Dear Annie: When I was growing up, women’s magazines used to give advice on how to avoid being harmed by predatory men. Now they give advice on ways to please a man. There’s an old saying, “Why buy the cow if you can get the milk for free?” If women want to marry a good man and raise a family, they shouldn’t have sex until after marriage.

When my daughter was 16, she asked whether it was OK to sleep with a man if he says he loves you. I said no, he would lose respect for her. She didn’t listen.

Now she is living with a man who says she is his “partner.” They just had a child. It turns out he is married to another woman, and they have a toddler.

My daughter has fallen for the old line that he’ll marry her once his wife divorces him.

Women should ask themselves what they get out of hooking up and shacking up. Nothing.

If you want the best from a man, don’t settle for a low-class bum who won’t commit.

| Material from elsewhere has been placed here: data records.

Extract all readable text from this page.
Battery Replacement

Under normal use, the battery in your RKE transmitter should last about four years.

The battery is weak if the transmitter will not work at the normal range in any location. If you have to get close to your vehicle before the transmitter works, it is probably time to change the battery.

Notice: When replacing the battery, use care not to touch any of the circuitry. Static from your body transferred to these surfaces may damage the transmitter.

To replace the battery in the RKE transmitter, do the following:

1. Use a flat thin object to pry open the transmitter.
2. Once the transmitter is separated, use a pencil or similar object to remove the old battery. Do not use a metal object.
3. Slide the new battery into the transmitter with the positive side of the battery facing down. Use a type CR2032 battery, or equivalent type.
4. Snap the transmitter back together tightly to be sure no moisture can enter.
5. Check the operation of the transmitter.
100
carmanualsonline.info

A Wiser Gramma Who Knows Men

Dear Gramma: Your opinions have merit, but they are based on the ideas that all men lie to get women to sleep with them, and that women use sex as a lure for marriage. This isn’t necessarily true. Young women can enjoy sex as much as men do and don’t want to hold off until marriage, which nowadays may not happen until a woman is in her 30s, if it happens at all. But you are absolutely right that if a woman wants a legal commitment, she should not be shacking up with a married man. And vice versa.